I’m like this really great person. Flawed like the rest of the human race but overall a great gal. I don’t need to even explain that to you. I don’t get it. I don’t get it. I don’t get it. Somedays are easier than others in having this betrayal shoved down my throat until I want to puke. Maybe today because the weather went wonky and we had this massive thunderstorm with hail and all I could think was how the universe was acting out exactly what I was feeling. Thank you Mother Earth-Mother God for that light show complete with sound effects. I was shrieking mad and pounding the earth right there with you. And those bolts of lighting are gonna go straight through his heart for hurting me so deeply.
I decided to leave my post on this blog called The Original Love Story.

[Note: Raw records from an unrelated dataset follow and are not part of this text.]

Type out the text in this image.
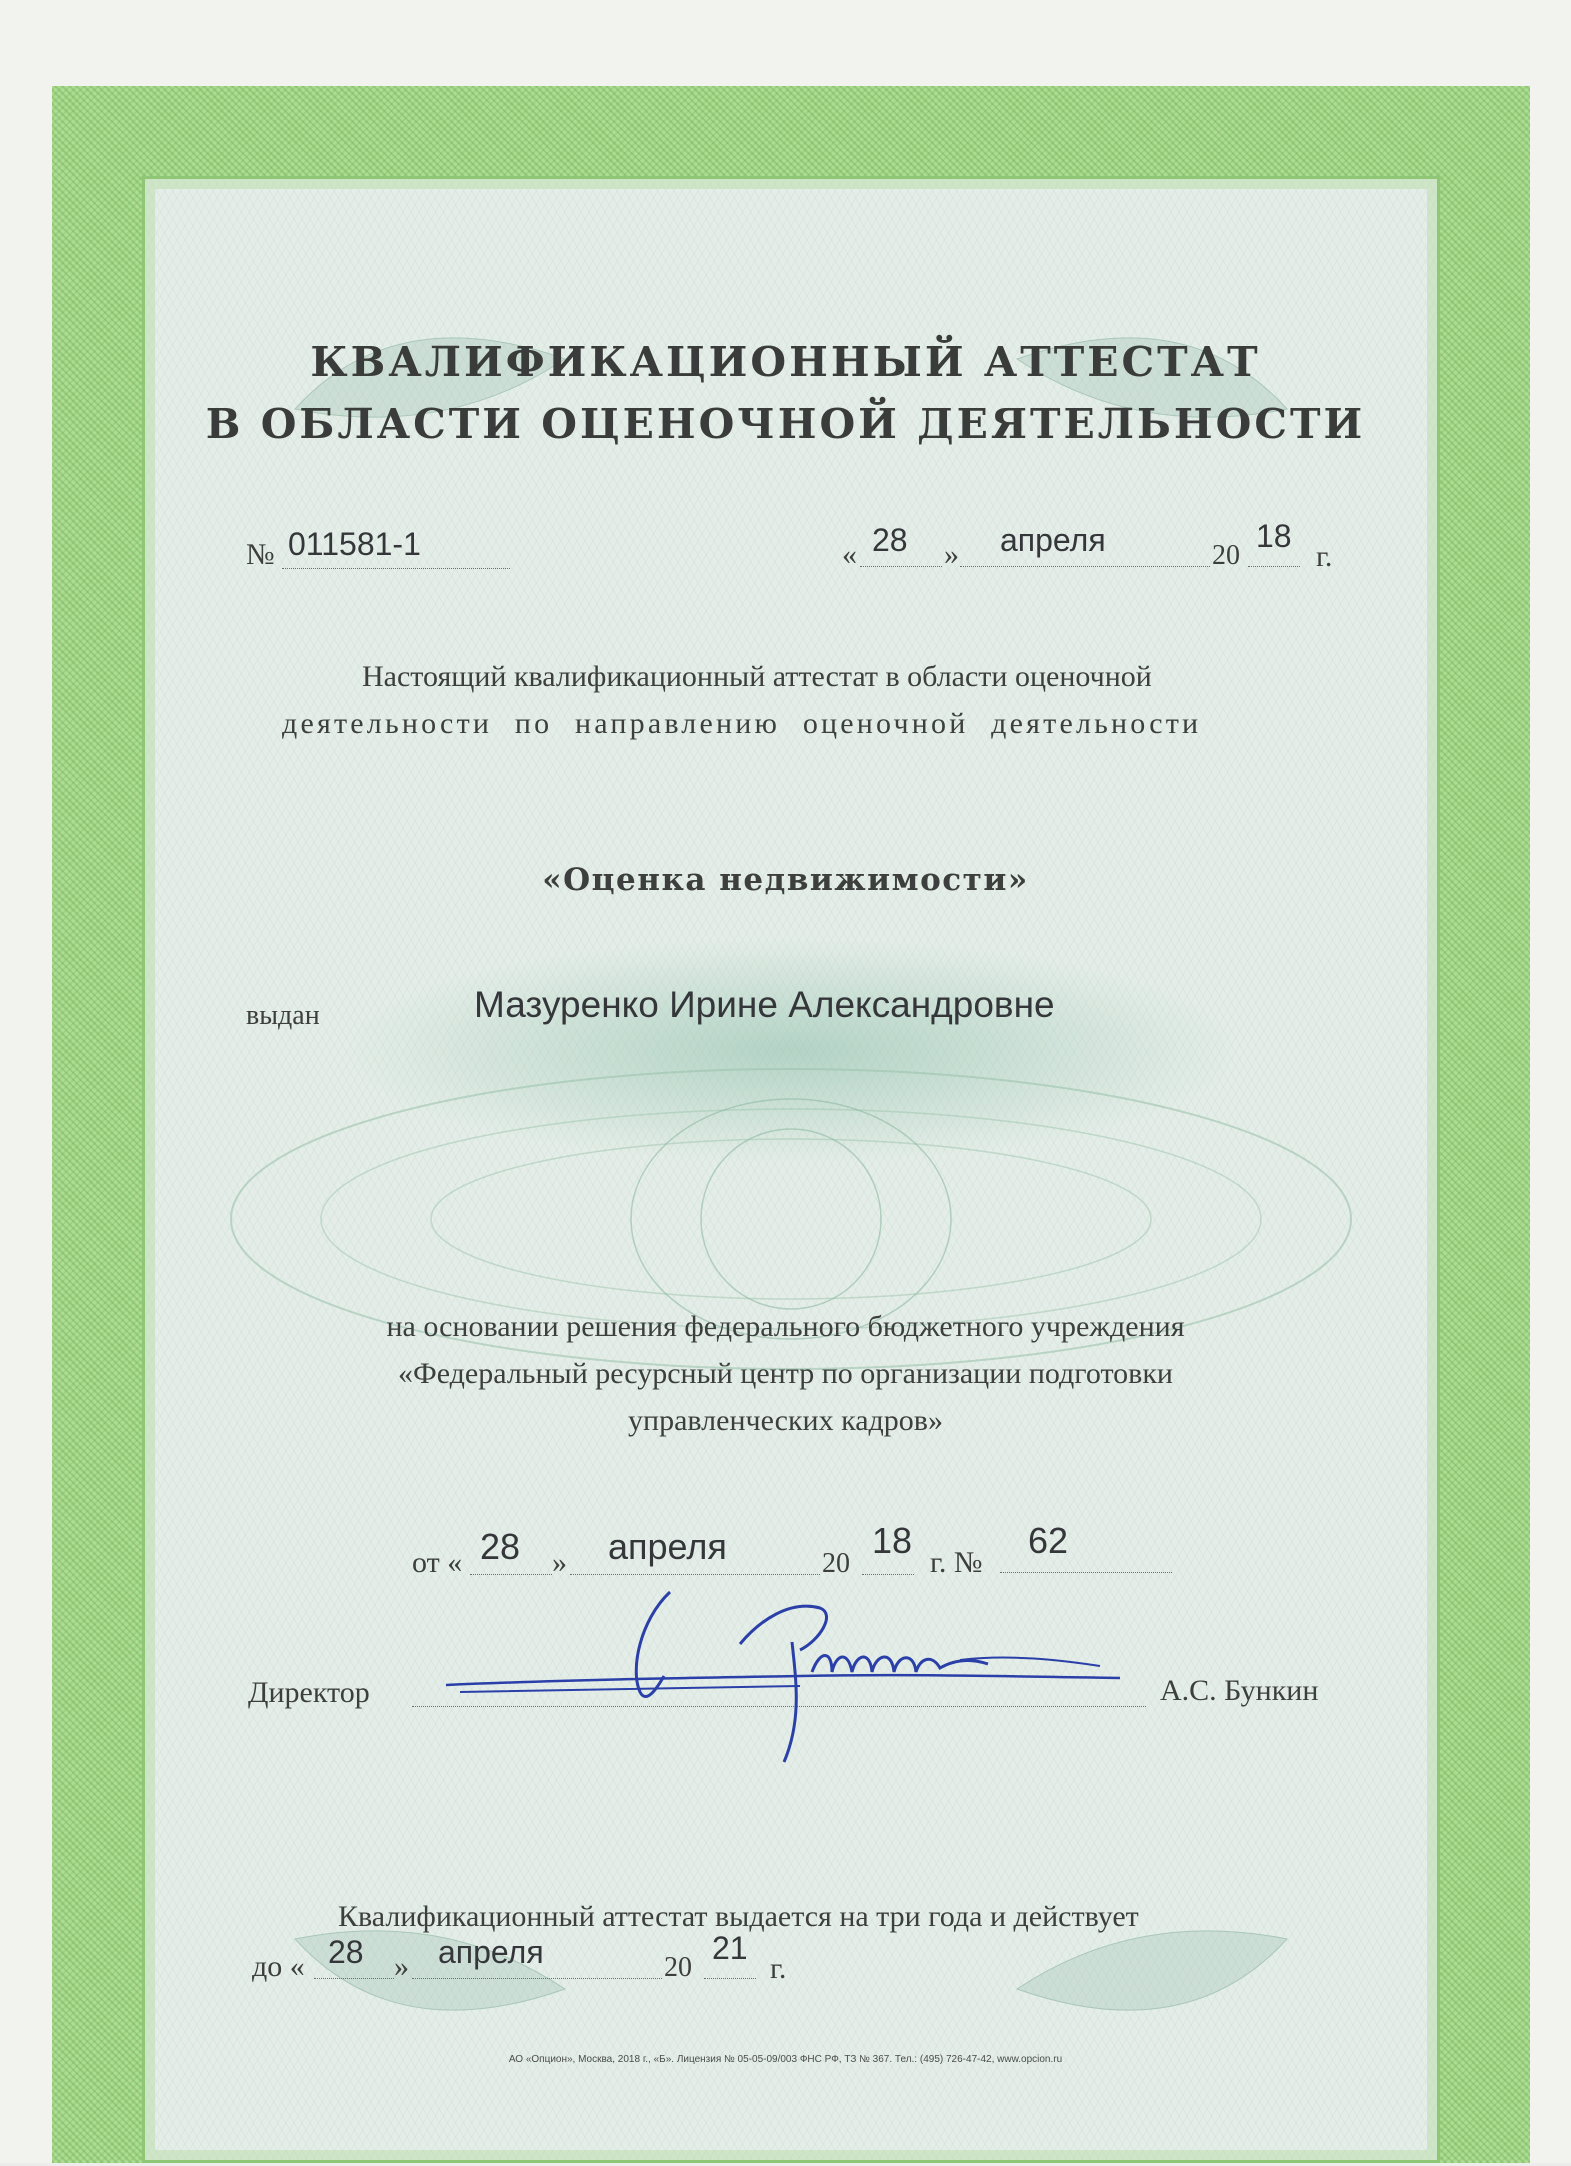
КВАЛИФИКАЦИОННЫЙ АТТЕСТАТ
В ОБЛАСТИ ОЦЕНОЧНОЙ ДЕЯТЕЛЬНОСТИ
№ 011581-1	« 28 » апреля	20
18
г.
Настоящий квалификационный аттестат в области оценочной
деятельности по направлению оценочной деятельности
«Оценка недвижимости»
выдан	Мазуренко Ирине Александровне
на основании решения федерального бюджетного учреждения
«Федеральный ресурсный центр по организации подготовки
управленческих кадров»
от « 28 » апреля	20
18
г. №
62
Директор	А.С. Бункин
Квалификационный аттестат выдается на три года и действует
до « 28 » апреля	20
21
г.
АО «Опцион», Москва, 2018 г., «Б». Лицензия № 05-05-09/003 ФНС РФ, ТЗ № 367. Тел.: (495) 726-47-42, www.opcion.ru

There is a new chapter to be included on the end of this but where it organically stopped, my life was still a love story. Now I’m not sure what it is. There can be no conclusions made yet. Maybe as I’m doing my life review when I croak will I understand really what the fuck happened.

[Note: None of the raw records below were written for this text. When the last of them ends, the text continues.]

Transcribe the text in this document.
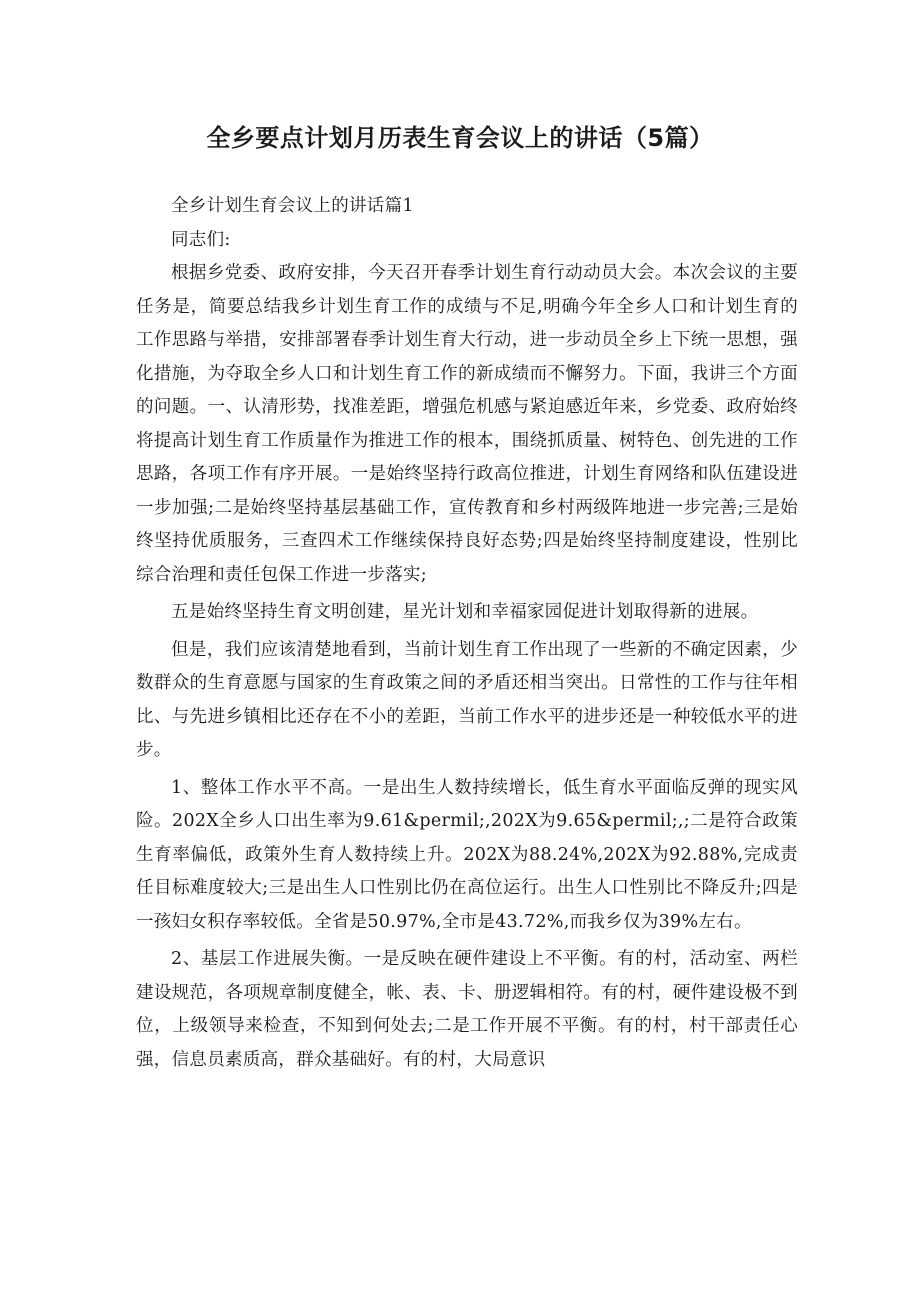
全乡要点计划月历表生育会议上的讲话（5篇）

全乡计划生育会议上的讲话篇1

同志们:

根据乡党委、政府安排，今天召开春季计划生育行动动员大会。本次会议的主要任务是，简要总结我乡计划生育工作的成绩与不足,明确今年全乡人口和计划生育的工作思路与举措，安排部署春季计划生育大行动，进一步动员全乡上下统一思想，强化措施，为夺取全乡人口和计划生育工作的新成绩而不懈努力。下面，我讲三个方面的问题。一、认清形势，找准差距，增强危机感与紧迫感近年来，乡党委、政府始终将提高计划生育工作质量作为推进工作的根本，围绕抓质量、树特色、创先进的工作思路，各项工作有序开展。一是始终坚持行政高位推进，计划生育网络和队伍建设进一步加强;二是始终坚持基层基础工作，宣传教育和乡村两级阵地进一步完善;三是始终坚持优质服务，三查四术工作继续保持良好态势;四是始终坚持制度建设，性别比综合治理和责任包保工作进一步落实;

五是始终坚持生育文明创建，星光计划和幸福家园促进计划取得新的进展。

但是，我们应该清楚地看到，当前计划生育工作出现了一些新的不确定因素，少数群众的生育意愿与国家的生育政策之间的矛盾还相当突出。日常性的工作与往年相比、与先进乡镇相比还存在不小的差距，当前工作水平的进步还是一种较低水平的进步。

1、整体工作水平不高。一是出生人数持续增长，低生育水平面临反弹的现实风险。202X全乡人口出生率为9.61&permil;,202X为9.65&permil;,;二是符合政策生育率偏低，政策外生育人数持续上升。202X为88.24%,202X为92.88%,完成责任目标难度较大;三是出生人口性别比仍在高位运行。出生人口性别比不降反升;四是一孩妇女积存率较低。全省是50.97%,全市是43.72%,而我乡仅为39%左右。

2、基层工作进展失衡。一是反映在硬件建设上不平衡。有的村，活动室、两栏建设规范，各项规章制度健全，帐、表、卡、册逻辑相符。有的村，硬件建设极不到位，上级领导来检查，不知到何处去;二是工作开展不平衡。有的村，村干部责任心强，信息员素质高，群众基础好。有的村，大局意识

My thoughts are so scattered, how would you follow this conversation anyway? Girl, I need Madea right now. She would make me feel better. Righteous anger always makes me feel better. Angry women burn brighter than the sun. Maybe I should break more of his shit. I need a wailing wall. A place to smash the fuck out of his belongings like he shattered me without the slightest of thought.
Damn it. The tornado sirens are going off again. I guess she has something more to say.